Publication Detail

How Will People Spend Travel Time in Autonomous Vehicles? A Four-Region Study Focusing on Heterogeneous Preferences

UCD-ITS-RP-25-71

Journal Article

3 Revolutions Future Mobility Program

Suggested Citation:
Kim, Ilsu, Patricia L. Mokhtarian, Yongsung Lee, Giovanni Circella (2025)

How Will People Spend Travel Time in Autonomous Vehicles? A Four-Region Study Focusing on Heterogeneous Preferences

. Transportation

This study investigates heterogeneous preferences for in-vehicle activities in autonomous vehicles (AVs). Using a rich survey dataset (N = 3,376) collected across four regions in the southern United States between June 2019 and March 2020, and weighted to represent the study population, latent-class cluster analysis (LCCA) was conducted. This analysis identifies latent classes with distinct combinations of preferred in-vehicle activities, separately for respondents asked about hypothetical alone trips (N = 1995) and those asked about family trips (N = 1381). For alone trips, the analysis reveals four classes: Active use of time (37.6%), Passive use of time (19.9%), Alert (23.8%), and No-ride (18.7%).
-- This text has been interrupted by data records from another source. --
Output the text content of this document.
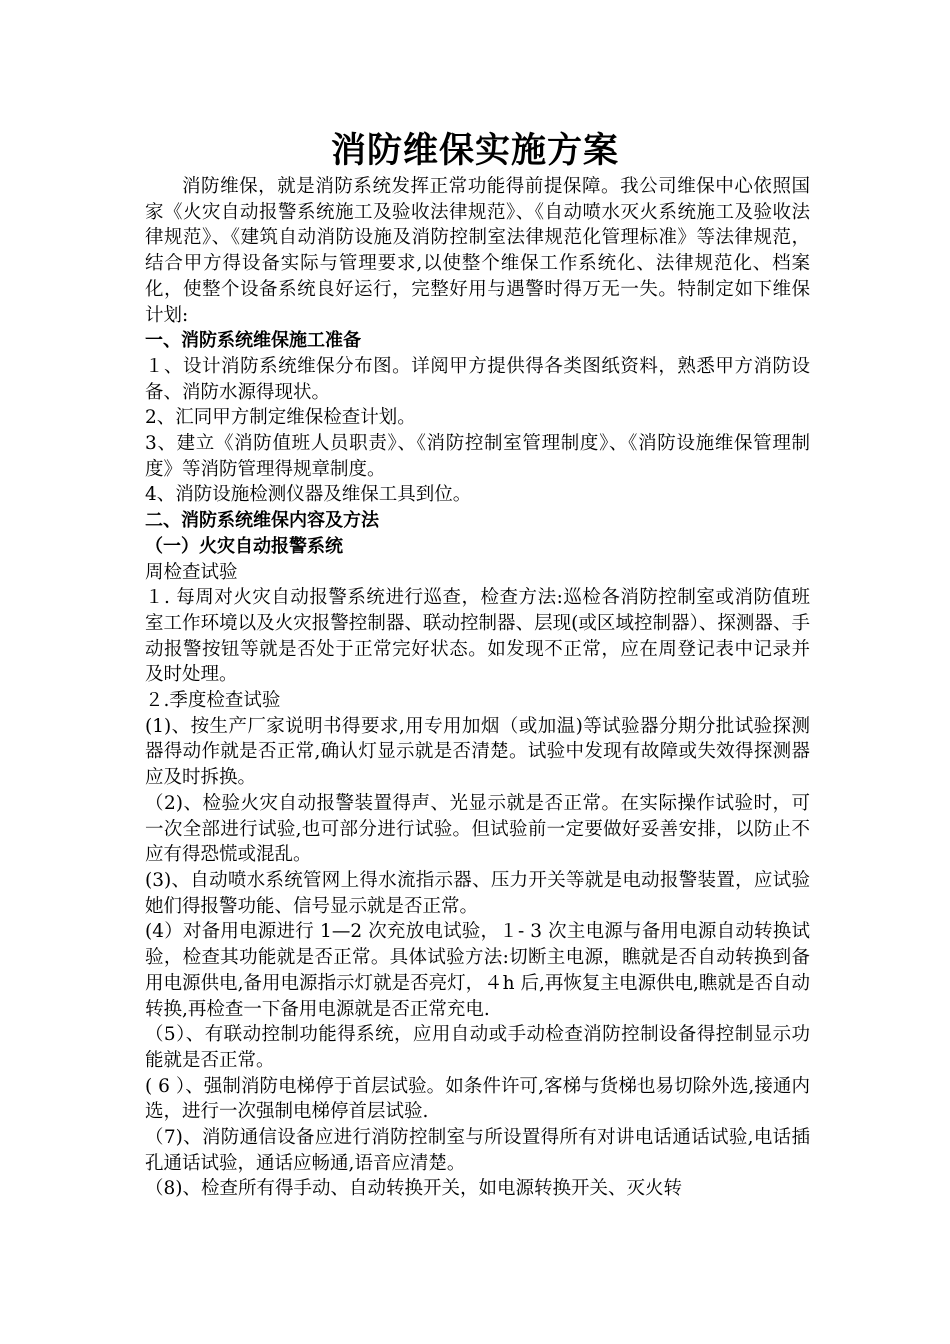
消防维保实施方案

消防维保，就是消防系统发挥正常功能得前提保障。我公司维保中心依照国家《火灾自动报警系统施工及验收法律规范》、《自动喷水灭火系统施工及验收法律规范》、《建筑自动消防设施及消防控制室法律规范化管理标准》等法律规范，结合甲方得设备实际与管理要求,以使整个维保工作系统化、法律规范化、档案化，使整个设备系统良好运行，完整好用与遇警时得万无一失。特制定如下维保计划:

一、消防系统维保施工准备

１、设计消防系统维保分布图。详阅甲方提供得各类图纸资料，熟悉甲方消防设备、消防水源得现状。

2、汇同甲方制定维保检查计划。

3、建立《消防值班人员职责》、《消防控制室管理制度》、《消防设施维保管理制度》等消防管理得规章制度。

4、消防设施检测仪器及维保工具到位。

二、消防系统维保内容及方法

（一）火灾自动报警系统

周检查试验

１. 每周对火灾自动报警系统进行巡查，检查方法:巡检各消防控制室或消防值班室工作环境以及火灾报警控制器、联动控制器、层现(或区域控制器）、探测器、手动报警按钮等就是否处于正常完好状态。如发现不正常，应在周登记表中记录并及时处理。

２.季度检查试验

(1)、按生产厂家说明书得要求,用专用加烟（或加温)等试验器分期分批试验探测器得动作就是否正常,确认灯显示就是否清楚。试验中发现有故障或失效得探测器应及时拆换。

（2)、检验火灾自动报警装置得声、光显示就是否正常。在实际操作试验时，可一次全部进行试验,也可部分进行试验。但试验前一定要做好妥善安排，以防止不应有得恐慌或混乱。

(3)、自动喷水系统管网上得水流指示器、压力开关等就是电动报警装置，应试验她们得报警功能、信号显示就是否正常。

(4）对备用电源进行 1—2 次充放电试验，１- 3 次主电源与备用电源自动转换试验，检查其功能就是否正常。具体试验方法:切断主电源，瞧就是否自动转换到备用电源供电,备用电源指示灯就是否亮灯，４h 后,再恢复主电源供电,瞧就是否自动转换,再检查一下备用电源就是否正常充电.

（5）、有联动控制功能得系统，应用自动或手动检查消防控制设备得控制显示功能就是否正常。

( 6 ）、强制消防电梯停于首层试验。如条件许可,客梯与货梯也易切除外选,接通内选，进行一次强制电梯停首层试验.

（7)、消防通信设备应进行消防控制室与所设置得所有对讲电话通话试验,电话插孔通话试验，通话应畅通,语音应清楚。

（8)、检查所有得手动、自动转换开关，如电源转换开关、灭火转
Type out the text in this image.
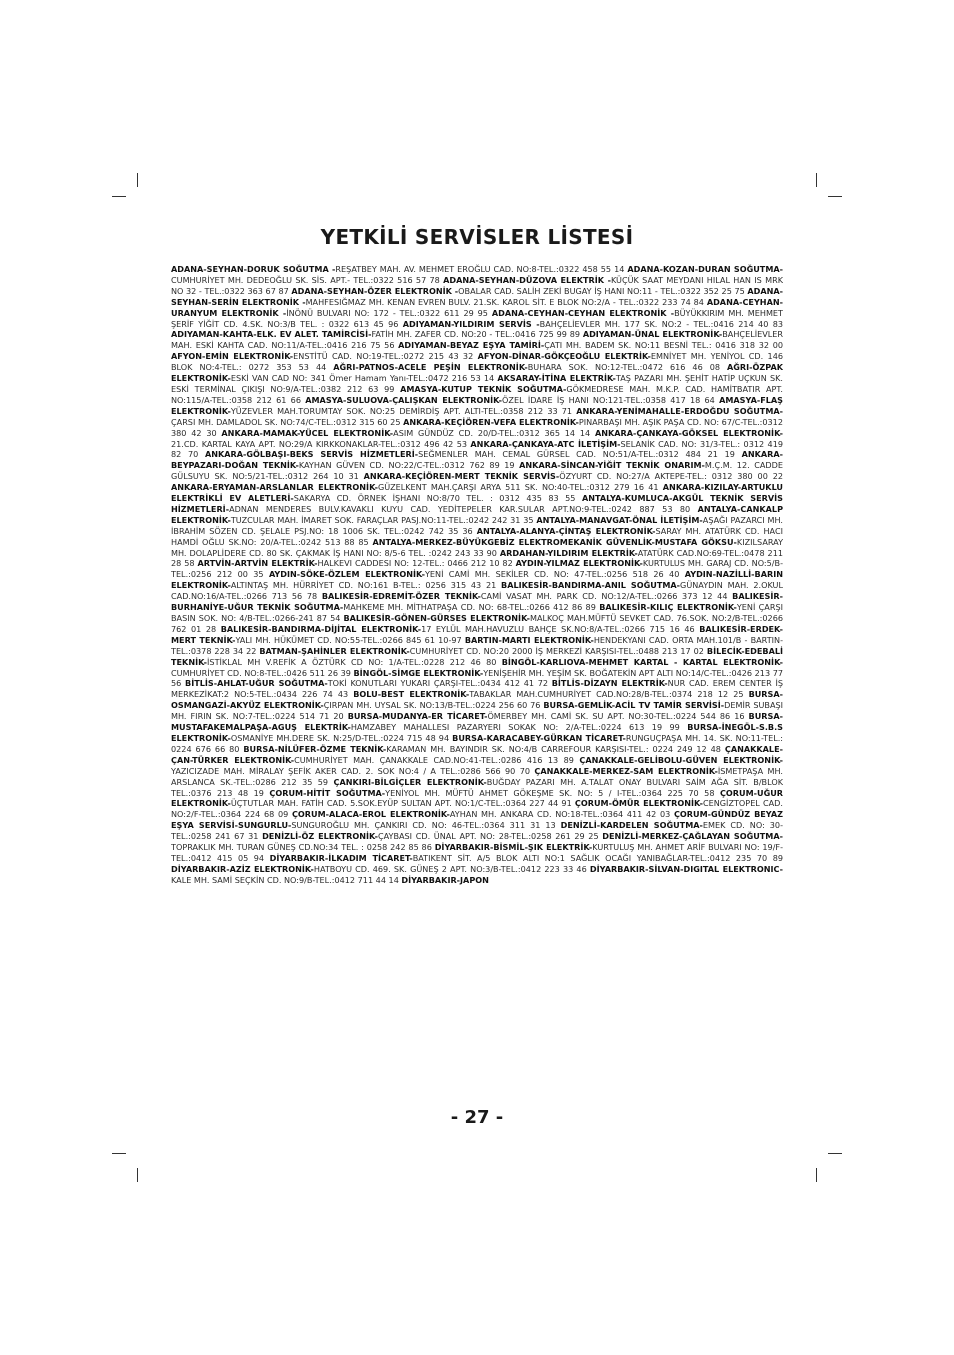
YETKİLİ SERVİSLER LİSTESİ
ADANA-SEYHAN-DORUK SOĞUTMA -REŞATBEY MAH. AV. MEHMET EROĞLU CAD. NO:8-TEL.:0322 458 55 14 ADANA-KOZAN-DURAN SOĞUTMA-CUMHURİYET MH. DEDEOĞLU SK. SİS. APT.- TEL.:0322 516 57 78 ADANA-SEYHAN-DÜZOVA ELEKTRİK -KÜÇÜK SAAT MEYDANI HILAL HAN IS MRK NO 32 - TEL.:0322 363 67 87 ADANA-SEYHAN-ÖZER ELEKTRONİK -OBALAR CAD. SALİH ZEKİ BUGAY İŞ HANI NO:11 - TEL.:0322 352 25 75 ADANA-SEYHAN-SERİN ELEKTRONİK -MAHFESIĞMAZ MH. KENAN EVREN BULV. 21.SK. KAROL SİT. E BLOK NO:2/A - TEL.:0322 233 74 84 ADANA-CEYHAN-URANYUM ELEKTRONİK -İNÖNÜ BULVARI NO: 172 - TEL.:0322 611 29 95 ADANA-CEYHAN-CEYHAN ELEKTRONİK -BÜYÜKKIRIM MH. MEHMET ŞERİF YİĞİT CD. 4.SK. NO:3/B TEL. : 0322 613 45 96 ADIYAMAN-YILDIRIM SERVİS -BAHÇELİEVLER MH. 177 SK. NO:2 - TEL.:0416 214 40 83 ADIYAMAN-KAHTA-ELK. EV ALET. TAMİRCİSİ-FATİH MH. ZAFER CD. NO:20 - TEL.:0416 725 99 89 ADIYAMAN-ÜNAL ELEKTRONİK-BAHÇELİEVLER MAH. ESKİ KAHTA CAD. NO:11/A-TEL.:0416 216 75 56 ADIYAMAN-BEYAZ EŞYA TAMİRİ-ÇATI MH. BADEM SK. NO:11 BESNİ TEL.: 0416 318 32 00 AFYON-EMİN ELEKTRONİK-ENSTİTÜ CAD. NO:19-TEL.:0272 215 43 32 AFYON-DİNAR-GÖKÇEOĞLU ELEKTRİK-EMNİYET MH. YENİYOL CD. 146 BLOK NO:4-TEL.: 0272 353 53 44 AĞRI-PATNOS-ACELE PEŞİN ELEKTRONİK-BUHARA SOK. NO:12-TEL.:0472 616 46 08 AĞRI-ÖZPAK ELEKTRONİK-ESKİ VAN CAD NO: 341 Ömer Hamam Yanı-TEL.:0472 216 53 14 AKSARAY-İTİNA ELEKTRİK-TAŞ PAZARI MH. ŞEHİT HATİP UÇKUN SK. ESKİ TERMİNAL ÇIKIŞI NO:9/A-TEL.:0382 212 63 99 AMASYA-KUTUP TEKNİK SOĞUTMA-GÖKMEDRESE MAH. M.K.P. CAD. HAMİTBATIR APT. NO:115/A-TEL.:0358 212 61 66 AMASYA-SULUOVA-ÇALIŞKAN ELEKTRONİK-ÖZEL İDARE İŞ HANI NO:121-TEL.:0358 417 18 64 AMASYA-FLAŞ ELEKTRONİK-YÜZEVLER MAH.TORUMTAY SOK. NO:25 DEMİRDİŞ APT. ALTI-TEL.:0358 212 33 71 ANKARA-YENİMAHALLE-ERDOĞDU SOĞUTMA-ÇARSI MH. DAMLADOL SK. NO:74/C-TEL.:0312 315 60 25 ANKARA-KEÇİÖREN-VEFA ELEKTRONİK-PINARBAŞI MH. AŞIK PAŞA CD. NO: 67/C-TEL.:0312 380 42 30 ANKARA-MAMAK-YÜCEL ELEKTRONİK-ASIM GÜNDÜZ CD. 20/D-TEL.:0312 365 14 14 ANKARA-ÇANKAYA-GÖKSEL ELEKTRONİK-21.CD. KARTAL KAYA APT. NO:29/A KIRKKONAKLAR-TEL.:0312 496 42 53 ANKARA-ÇANKAYA-ATC İLETİŞİM-SELANİK CAD. NO: 31/3-TEL.: 0312 419 82 70 ANKARA-GÖLBAŞI-BEKS SERVİS HİZMETLERİ-SEĞMENLER MAH. CEMAL GÜRSEL CAD. NO:51/A-TEL.:0312 484 21 19 ANKARA-BEYPAZARI-DOĞAN TEKNİK-KAYHAN GÜVEN CD. NO:22/C-TEL.:0312 762 89 19 ANKARA-SİNCAN-YİĞİT TEKNİK ONARIM-M.Ç.M. 12. CADDE GÜLSUYU SK. NO:5/21-TEL.:0312 264 10 31 ANKARA-KEÇİÖREN-MERT TEKNİK SERVİS-ÖZYURT CD. NO:27/A AKTEPE-TEL.: 0312 380 00 22 ANKARA-ERYAMAN-ARSLANLAR ELEKTRONİK-GÜZELKENT MAH.ÇARŞI ARYA 511 SK. NO:40-TEL.:0312 279 16 41 ANKARA-KIZILAY-ARTUKLU ELEKTRİKLİ EV ALETLERİ-SAKARYA CD. ÖRNEK İŞHANI NO:8/70 TEL. : 0312 435 83 55 ANTALYA-KUMLUCA-AKGÜL TEKNİK SERVİS HİZMETLERİ-ADNAN MENDERES BULV.KAVAKLI KUYU CAD. YEDİTEPELER KAR.SULAR APT.NO:9-TEL.:0242 887 53 80 ANTALYA-CANKALP ELEKTRONİK-TUZCULAR MAH. İMARET SOK. FARAÇLAR PASJ.NO:11-TEL.:0242 242 31 35 ANTALYA-MANAVGAT-ÖNAL İLETİŞİM-AŞAĞI PAZARCI MH. İBRAHİM SÖZEN CD. ŞELALE PSJ.NO: 18 1006 SK. TEL.:0242 742 35 36 ANTALYA-ALANYA-ÇİNTAŞ ELEKTRONİK-SARAY MH. ATATÜRK CD. HACI HAMDİ OĞLU SK.NO: 20/A-TEL.:0242 513 88 85 ANTALYA-MERKEZ-BÜYÜKGEBİZ ELEKTROMEKANİK GÜVENLİK-MUSTAFA GÖKSU-KIZILSARAY MH. DOLAPLİDERE CD. 80 SK. ÇAKMAK İŞ HANI NO: 8/5-6 TEL. :0242 243 33 90 ARDAHAN-YILDIRIM ELEKTRİK-ATATÜRK CAD.NO:69-TEL.:0478 211 28 58 ARTVİN-ARTVİN ELEKTRİK-HALKEVI CADDESI NO: 12-TEL.: 0466 212 10 82 AYDIN-YILMAZ ELEKTRONİK-KURTULUS MH. GARAJ CD. NO:5/B-TEL.:0256 212 00 35 AYDIN-SÖKE-ÖZLEM ELEKTRONİK-YENİ CAMİ MH. SEKİLER CD. NO: 47-TEL.:0256 518 26 40 AYDIN-NAZİLLİ-BARIN ELEKTRONİK-ALTINTAŞ MH. HÜRRİYET CD. NO:161 B-TEL.: 0256 315 43 21 BALIKESİR-BANDIRMA-ANIL SOĞUTMA-GÜNAYDIN MAH. 2.OKUL CAD.NO:16/A-TEL.:0266 713 56 78 BALIKESİR-EDREMİT-ÖZER TEKNİK-CAMİ VASAT MH. PARK CD. NO:12/A-TEL.:0266 373 12 44 BALIKESİR-BURHANİYE-UĞUR TEKNİK SOĞUTMA-MAHKEME MH. MİTHATPAŞA CD. NO: 68-TEL.:0266 412 86 89 BALIKESİR-KILIÇ ELEKTRONİK-YENİ ÇARŞI BASIN SOK. NO: 4/B-TEL.:0266-241 87 54 BALIKESİR-GÖNEN-GÜRSES ELEKTRONİK-MALKOÇ MAH.MÜFTÜ SEVKET CAD. 76.SOK. NO:2/B-TEL.:0266 762 01 28 BALIKESİR-BANDIRMA-DİJİTAL ELEKTRONİK-17 EYLÜL MAH.HAVUZLU BAHÇE SK.NO:8/A-TEL.:0266 715 16 46 BALIKESİR-ERDEK-MERT TEKNİK-YALI MH. HÜKÜMET CD. NO:55-TEL.:0266 845 61 10-97 BARTIN-MARTI ELEKTRONİK-HENDEKYANI CAD. ORTA MAH.101/B - BARTIN-TEL.:0378 228 34 22 BATMAN-ŞAHİNLER ELEKTRONİK-CUMHURİYET CD. NO:20 2000 İŞ MERKEZİ KARŞISI-TEL.:0488 213 17 02 BİLECİK-EDEBALİ TEKNİK-İSTİKLAL MH V.REFİK A ÖZTÜRK CD NO: 1/A-TEL.:0228 212 46 80 BİNGÖL-KARLIOVA-MEHMET KARTAL - KARTAL ELEKTRONİK-CUMHURİYET CD. NO:8-TEL.:0426 511 26 39 BİNGÖL-SİMGE ELEKTRONİK-YENİŞEHİR MH. YEŞİM SK. BOĞATEKİN APT ALTI NO:14/C-TEL.:0426 213 77 56 BİTLİS-AHLAT-UĞUR SOĞUTMA-TOKİ KONUTLARI YUKARI ÇARŞI-TEL.:0434 412 41 72 BİTLİS-DİZAYN ELEKTRİK-NUR CAD. EREM CENTER İŞ MERKEZİKAT:2 NO:5-TEL.:0434 226 74 43 BOLU-BEST ELEKTRONİK-TABAKLAR MAH.CUMHURİYET CAD.NO:28/B-TEL.:0374 218 12 25 BURSA-OSMANGAZİ-AKYÜZ ELEKTRONİK-ÇIRPAN MH. UYSAL SK. NO:13/B-TEL.:0224 256 60 76 BURSA-GEMLİK-ACİL TV TAMİR SERVİSİ-DEMİR SUBAŞI MH. FIRIN SK. NO:7-TEL.:0224 514 71 20 BURSA-MUDANYA-ER TİCARET-ÖMERBEY MH. CAMİ SK. SU APT. NO:30-TEL.:0224 544 86 16 BURSA-MUSTAFAKEMALPAŞA-AGUŞ ELEKTRİK-HAMZABEY MAHALLESI PAZARYERI SOKAK NO: 2/A-TEL.:0224 613 19 99 BURSA-İNEGÖL-S.B.S ELEKTRONİK-OSMANİYE MH.DERE SK. N:25/D-TEL.:0224 715 48 94 BURSA-KARACABEY-GÜRKAN TİCARET-RUNGUÇPAŞA MH. 14. SK. NO:11-TEL.: 0224 676 66 80 BURSA-NİLÜFER-ÖZME TEKNİK-KARAMAN MH. BAYINDIR SK. NO:4/B CARREFOUR KARŞISI-TEL.: 0224 249 12 48 ÇANAKKALE-ÇAN-TÜRKER ELEKTRONİK-CUMHURİYET MAH. ÇANAKKALE CAD.NO:41-TEL.:0286 416 13 89 ÇANAKKALE-GELİBOLU-GÜVEN ELEKTRONİK-YAZICIZADE MAH. MİRALAY ŞEFİK AKER CAD. 2. SOK NO:4 / A TEL.:0286 566 90 70 ÇANAKKALE-MERKEZ-SAM ELEKTRONİK-İSMETPAŞA MH. ARSLANCA SK.-TEL.:0286 212 35 59 ÇANKIRI-BİLGİÇLER ELEKTRONİK-BUĞDAY PAZARI MH. A.TALAT ONAY BULVARI SAİM AĞA SİT. B/BLOK TEL.:0376 213 48 19 ÇORUM-HİTİT SOĞUTMA-YENİYOL MH. MÜFTÜ AHMET GÖKEŞME SK. NO: 5 / I-TEL.:0364 225 70 58 ÇORUM-UĞUR ELEKTRONİK-ÜÇTUTLAR MAH. FATİH CAD. 5.SOK.EYÜP SULTAN APT. NO:1/C-TEL.:0364 227 44 91 ÇORUM-ÖMÜR ELEKTRONİK-CENGİZTOPEL CAD. NO:2/F-TEL.:0364 224 68 09 ÇORUM-ALACA-EROL ELEKTRONİK-AYHAN MH. ANKARA CD. NO:18-TEL.:0364 411 42 03 ÇORUM-GÜNDÜZ BEYAZ EŞYA SERVİSİ-SUNGURLU-SUNGUROĞLU MH. ÇANKIRI CD. NO: 46-TEL.:0364 311 31 13 DENİZLİ-KARDELEN SOĞUTMA-EMEK CD. NO: 30-TEL.:0258 241 67 31 DENİZLİ-ÖZ ELEKTRONİK-ÇAYBASI CD. ÜNAL APT. NO: 28-TEL.:0258 261 29 25 DENİZLİ-MERKEZ-ÇAĞLAYAN SOĞUTMA-TOPRAKLIK MH. TURAN GÜNEŞ CD.NO:34 TEL. : 0258 242 85 86 DİYARBAKIR-BİSMİL-ŞIK ELEKTRİK-KURTULUŞ MH. AHMET ARİF BULVARI NO: 19/F-TEL.:0412 415 05 94 DİYARBAKIR-İLKADIM TİCARET-BATIKENT SİT. A/5 BLOK ALTI NO:1 SAĞLIK OCAĞI YANIBAĞLAR-TEL.:0412 235 70 89 DİYARBAKIR-AZİZ ELEKTRONİK-HATBOYU CD. 469. SK. GÜNEŞ 2 APT. NO:3/B-TEL.:0412 223 33 46 DİYARBAKIR-SİLVAN-DIGITAL ELEKTRONIC-KALE MH. SAMİ SEÇKİN CD. NO:9/B-TEL.:0412 711 44 14 DİYARBAKIR-JAPON
- 27 -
For family trips, four corresponding classes are identified: Solo and immerse (23.5%), Relax and interact (33.5%), Alert and interact (29.1%), and No-ride (13.9%). The key factors influencing class membership are travel contexts, attitudes (e.g., tech-savviness, trust in AV technology, appreciation of AV benefits), and employment status (in the alone-trip model only). Further, the classes differ in their willingness to purchase AVs and their anticipated changes in travel behavior and location choices when AVs become available, in a way that aligns well with their preferences and profiles. This study contributes to the growing body of AV research by offering valuable insights into (a) the heterogeneity in preferences for in-vehicle activities, (b) underlying reasons for the heterogeneity and its behavioral implications based on class profiles, and (c) planning and policy strategies that may facilitate the deployment of AVs with greater societal benefits.